De facto, tudo se poderá resumir a um projecto menos emocional
e mesmo sentimental, para se transformar em algo mais corrosivo e militar. Se
na fase inicial tal se transforma em abordagens de cena mais calmas e pouco
imponentes, na etapa derradeira, o conceito evoluí para um verdadeiro filme ao
vivo, com uma carga emocional e uma capacidade de “agarrar” o público
absolutamente notáveis.
Em resumo, encontramos um espectáculo com preocupação acrescida
nos efeitos especiais e nas temáticas militares, dando menos importância às
questões de palco, sem que essas tenham sido descoradas. A Milícia de Santa
Maria e os seus parceiros de projecto deram vida a um conceito que em muito
eleva o nome da Viagem Medieval, tendo sido alvo de importantes visitas e de
várias descrições de um projecto (o conceito em si) obrigatório em qualquer
edição futura da Viagem Medieval.
Poderei falar de pontos positivos e negativos, num resultado
final que prima pela diferença de um alinhamento que entra na sua quarta edição
e que sem mudança de rumo (embora ténue) entraria rapidamente em desgaste. De
qualquer forma, acredito que ainda não atingimos a meta. Poderemos dizer que
nunca o faremos, mas nunca deixarei de acreditar que é sempre possível mais. Cá
estaremos para acompanhar a evolução.
A extraordinária ovação do público foi sinal da reacção
muito positiva ao projecto e da portentosa adesão a um conceito que já é um
marco em cada edição da Viagem Medieval.
In Illo Tempore
Conceptualmente um projecto verdadeiramente brutal, diria
mesmo sublime. Trata-se da prova viva da capacidade criativa e do know-how residente em Santa Maria da
Feira, no domínio das artes de rua.
De qualquer forma ao longo dos anos, este conceito, que tem
explorado insistentemente o mesmo local para a sua realização, começa a
incorporar estruturas e temas característicos das abordagens contemporâneas ao
espaço público, cada vez mais afastados dos tradicionais conceitos medievais.

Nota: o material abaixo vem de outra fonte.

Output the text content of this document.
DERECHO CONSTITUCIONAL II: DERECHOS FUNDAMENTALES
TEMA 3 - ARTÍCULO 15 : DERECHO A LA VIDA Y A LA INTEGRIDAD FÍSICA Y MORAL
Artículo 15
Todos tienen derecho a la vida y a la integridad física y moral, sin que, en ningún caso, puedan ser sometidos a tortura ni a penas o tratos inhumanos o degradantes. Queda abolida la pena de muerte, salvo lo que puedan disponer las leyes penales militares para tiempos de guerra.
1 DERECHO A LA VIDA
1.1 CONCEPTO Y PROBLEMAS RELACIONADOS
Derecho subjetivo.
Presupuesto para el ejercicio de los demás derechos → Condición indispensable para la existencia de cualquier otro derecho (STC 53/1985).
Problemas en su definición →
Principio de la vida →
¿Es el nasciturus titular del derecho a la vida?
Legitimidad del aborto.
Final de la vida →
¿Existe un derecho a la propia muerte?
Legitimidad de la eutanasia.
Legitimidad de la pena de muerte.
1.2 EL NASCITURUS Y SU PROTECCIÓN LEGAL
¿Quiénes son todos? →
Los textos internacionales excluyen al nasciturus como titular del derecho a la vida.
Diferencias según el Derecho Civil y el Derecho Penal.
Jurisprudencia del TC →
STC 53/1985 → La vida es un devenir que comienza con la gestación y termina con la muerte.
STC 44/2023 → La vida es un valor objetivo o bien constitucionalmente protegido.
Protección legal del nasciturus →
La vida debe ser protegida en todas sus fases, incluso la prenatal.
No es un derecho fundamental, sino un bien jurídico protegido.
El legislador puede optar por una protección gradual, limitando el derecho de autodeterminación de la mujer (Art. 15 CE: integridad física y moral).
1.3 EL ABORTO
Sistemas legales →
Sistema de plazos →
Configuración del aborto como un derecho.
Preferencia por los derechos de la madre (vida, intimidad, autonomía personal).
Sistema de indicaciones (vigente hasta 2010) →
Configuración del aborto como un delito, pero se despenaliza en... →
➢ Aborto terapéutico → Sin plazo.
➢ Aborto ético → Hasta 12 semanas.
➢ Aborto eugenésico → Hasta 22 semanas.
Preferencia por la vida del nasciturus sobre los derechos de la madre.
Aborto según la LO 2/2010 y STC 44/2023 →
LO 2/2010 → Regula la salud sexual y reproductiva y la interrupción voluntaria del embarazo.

Apoio totalmente que tal aconteça, mas, de facto, o recinto começa a
transformar-se numa plataforma de germinação de conceitos congéneres, que
talvez exija mais algum rigor nos figurinos, cenários e elementos de cena, de
forma a não desvirtuar o conceito base da Viagem Medieval.
Isto não representa que tenhamos estado perante um mau
espectáculo, bem pelo contrário. Confesso, abordei com receio a escadaria da
Matriz. Ao fim de cerca de uma década de exploração deste conceito alternativo
nesta escadaria, a cada ano temo a síndrome de repetição. Mas tal não
aconteceu. Nos ensaios havia-me apercebido de uma exploração de mesmo tipo de
movimentos dos anos anteriores, mas o todo compõe o projecto e encontramos uma
globalidade ímpar e absolutamente recomendável.
Falamos de um projecto visualmente fabuloso, musicalmente
fantástico, artisticamente sublime e de uma grande energia e capacidade de
captação de público… e afinal é para o público que existem os espectáculos. No
fim, alguma surpresa e muitos aplausos a uma peça que se desenrola na ligação
entre os quatro elementos essenciais e termina no quinto da lista: a origem
humana… a vida!
Para terminar, a minha dúvida de sempre: porque não se
encaixa um projecto desta natureza, sem limitação criativa no desenvolvimento
de cenários e figurinos, no Imaginarius – Festival Internacional de Teatro de
Rua? Estamos perante um projecto notório de integridade e capacidade de
renovação, mesmo mantendo um alinhamento base de temáticas místicas e o mesmo
local de apresentação. Tantas edições e tantas adaptações serão a prova da
capacidade de entrar numa nova dinâmica… não estará na altura do desafio?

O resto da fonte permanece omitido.